Entre 20 et 30 % des femmes qui subissent une fécondation in vitro (FIV) souffrent de dépression. De nombreux praticiens estiment que le traitement hormonal impliqué dans les procédures de FIV en est le principale responsable. Mais les nouvelles recherches de l’Université de Tel-Aviv montrent que, si cela est vrai, d’autres facteurs sont encore plus influents.
Selon le Dr. Miki Bloch de la Faculté de médecine de TAU et du Sourasky Medical Center de Tel-Aviv, le stress, la dépression pré-existantes, et l’anxiété ont plus d’impact que l’hormonothérapie sur le niveaux de dépression au moment de la FIV. Ensemble, ces facteurs peuvent également influer sur les taux de succès des FIV - si la dépression est très importante.
Récemment publiée dans Journal of Fertility and Sterility, les recherches du Dr. Bloch précisent la participation des différents états hormonaux comme des déclencheurs de la dépression lors d’une FIV, à la fois pour les protocoles à long terme et à court terme.

Les protocoles à long et court termes
Dans le protocole de FIV à long terme, explique le Dr Bloch, les femmes reçoivent des injections qui bloquent l’ovulation, ce qui entraîne une forte baisse des taux d’œstrogènes et de progestérone. Cet état persiste pendant une période de deux semaines avant que la patiente ait des injections d’hormones pour stimuler l’ovulation, jusqu’au prélèvement des œufs afin de les féconder puis de les réimplanter dans l’utérus. Le protocole FIV à court terme ne comprend pas la période initiale de deux semaines de l’induction d’un état hormonal faible.
Certains gynécologues estiment que la dépression est plus probable quand une femme subit une thérapie de longue durée FIV à cause de ces deux premières semaines de répression hormonale. Mais les recherches du Dr. Bloch ont démontré que la différence entre les deux procédures est négligeable - les taux de dépression et d’anxiété pour les femmes qui subissent le protocole long et ceux qui subissent le court sont exactement les mêmes.
Dr. Bloch et ses collègues chercheurs ont mené une étude d’assignation aléatoire, dans laquelle 108 femmes qui sont venus au Centre médical Sourasky de FIV ont été assignés au protocole à long terme, soit au protocole à court terme. Elles ont reçu des questionnaires et des entrevues au début de la thérapie et à quatre autres moments au cours de la FIV.

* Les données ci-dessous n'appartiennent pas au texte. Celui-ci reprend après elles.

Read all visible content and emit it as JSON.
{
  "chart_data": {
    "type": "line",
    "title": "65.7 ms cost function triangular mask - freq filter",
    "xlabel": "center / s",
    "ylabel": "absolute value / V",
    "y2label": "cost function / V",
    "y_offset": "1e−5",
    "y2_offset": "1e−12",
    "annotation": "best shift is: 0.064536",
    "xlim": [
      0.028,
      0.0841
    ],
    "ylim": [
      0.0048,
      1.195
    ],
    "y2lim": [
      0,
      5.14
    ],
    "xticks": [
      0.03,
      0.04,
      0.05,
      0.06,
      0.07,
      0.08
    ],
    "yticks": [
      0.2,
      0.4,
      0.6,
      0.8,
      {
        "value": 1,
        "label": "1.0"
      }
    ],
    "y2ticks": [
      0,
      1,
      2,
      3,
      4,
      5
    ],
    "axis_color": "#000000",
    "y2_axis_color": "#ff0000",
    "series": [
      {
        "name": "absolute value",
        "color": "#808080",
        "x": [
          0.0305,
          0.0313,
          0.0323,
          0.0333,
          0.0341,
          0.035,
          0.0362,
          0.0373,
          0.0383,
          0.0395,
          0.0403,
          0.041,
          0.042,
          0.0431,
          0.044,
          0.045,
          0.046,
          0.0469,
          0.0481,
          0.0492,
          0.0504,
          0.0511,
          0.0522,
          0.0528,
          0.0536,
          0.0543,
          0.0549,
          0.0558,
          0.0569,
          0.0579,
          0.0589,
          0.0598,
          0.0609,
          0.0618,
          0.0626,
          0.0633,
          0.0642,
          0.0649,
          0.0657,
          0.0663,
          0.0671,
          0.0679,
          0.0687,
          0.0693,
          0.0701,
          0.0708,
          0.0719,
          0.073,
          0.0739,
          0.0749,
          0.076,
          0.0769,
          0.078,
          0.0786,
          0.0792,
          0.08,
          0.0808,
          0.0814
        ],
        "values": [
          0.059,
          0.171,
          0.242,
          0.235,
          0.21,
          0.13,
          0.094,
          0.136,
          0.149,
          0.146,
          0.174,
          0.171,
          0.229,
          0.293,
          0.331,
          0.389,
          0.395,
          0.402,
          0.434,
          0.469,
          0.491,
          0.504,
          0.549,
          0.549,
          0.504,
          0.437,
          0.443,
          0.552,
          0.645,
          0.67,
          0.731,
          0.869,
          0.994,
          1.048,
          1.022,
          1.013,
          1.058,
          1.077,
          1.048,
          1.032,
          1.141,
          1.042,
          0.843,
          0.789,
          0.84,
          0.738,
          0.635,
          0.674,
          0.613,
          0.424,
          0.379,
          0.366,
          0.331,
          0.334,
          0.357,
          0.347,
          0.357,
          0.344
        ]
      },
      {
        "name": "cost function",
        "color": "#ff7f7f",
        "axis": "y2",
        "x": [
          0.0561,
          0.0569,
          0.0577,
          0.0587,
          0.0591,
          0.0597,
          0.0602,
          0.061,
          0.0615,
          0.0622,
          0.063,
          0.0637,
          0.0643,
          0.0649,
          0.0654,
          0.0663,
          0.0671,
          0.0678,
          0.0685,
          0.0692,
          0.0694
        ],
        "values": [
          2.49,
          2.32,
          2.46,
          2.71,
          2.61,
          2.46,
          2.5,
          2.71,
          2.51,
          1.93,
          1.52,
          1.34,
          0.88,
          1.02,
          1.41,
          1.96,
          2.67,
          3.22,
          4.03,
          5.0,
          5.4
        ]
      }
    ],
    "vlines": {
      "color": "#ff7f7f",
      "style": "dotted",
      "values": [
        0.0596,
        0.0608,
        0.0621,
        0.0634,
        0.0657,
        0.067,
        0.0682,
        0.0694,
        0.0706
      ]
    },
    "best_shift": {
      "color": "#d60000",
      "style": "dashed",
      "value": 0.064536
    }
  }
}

Les résultats, dit le docteur Bloch, montrent toujours une augmentation des taux de dépression chez les patientes des deux groupes, quel que soit le protocole qu’elles ont subi. Les deux premières semaines de la répression hormonal, explique-t-il, n’ont donc aucun impact si une femme fait l’expérience de dépression lors d’une FIV. "Une fois que l’ovulation débute, son taux d’œstrogènes monte à des niveaux élevés. Puis, après la réimplantation de l’ovule dans l’utérus, il y a une chute abrupte des niveaux hormonaux, a-t-il expliqué. Cette importante chute d’œstrogène, est une caractéristique de ces deux protocoles, et est responsable de l’état émotionnel de la patiente.
Prévenir le stress chez les femmes réceptives
Quelle que soit l’effet spécifique des hormones, au cours de leur étude le Dr Bloch et ses collègues ont découvert que le stress et l’anxiété pendant le traitement ont un impact significatif sur les taux de dépression des patients. Par rapport à une population « normale », les femmes qui subissent une FIV ont des niveaux très élevés d’anxiété et de dépression avant même le début du traitement. Pendant l’avancée du protocole, explique le Dr Bloch, les femmes subissent une augmentation de l’anxiété au sujet de la réussite de l’implantation.
Les femmes qui ont des antécédents de troubles d’anxiété ou de dépression avant le traitement de FIV sont encore plus sensibles, dit-il. Cela est probablement dû au fait que ces femmes sont émotionnellement plus vulnérables aux conséquences de la procédure de FIV, plutôt qu’à l’augmentation des niveaux hormonaux, dit le Dr Bloch.
Choisir le bon protocole
Quand il s’agit de taux de dépression, le type de protocole que la patiente subit, que ce soit à court terme ou à long terme, n’a pas d’impact, conclut le Dr Bloch. La combinaison du stress entourant le traitement, les antécédents personnels de troubles psychiatriques, et une forte baisse des taux d’œstrogènes sont les principaux facteurs contribuant à la dépression pendant le traitement FIV. Bien que les médecins doivent considérer les besoins individuels des patientes au moment de choisir un protocole de FIV, le présent rapport suggère que le type de protocole n’est pas en soi un facteur important dans l’induction de la dépression.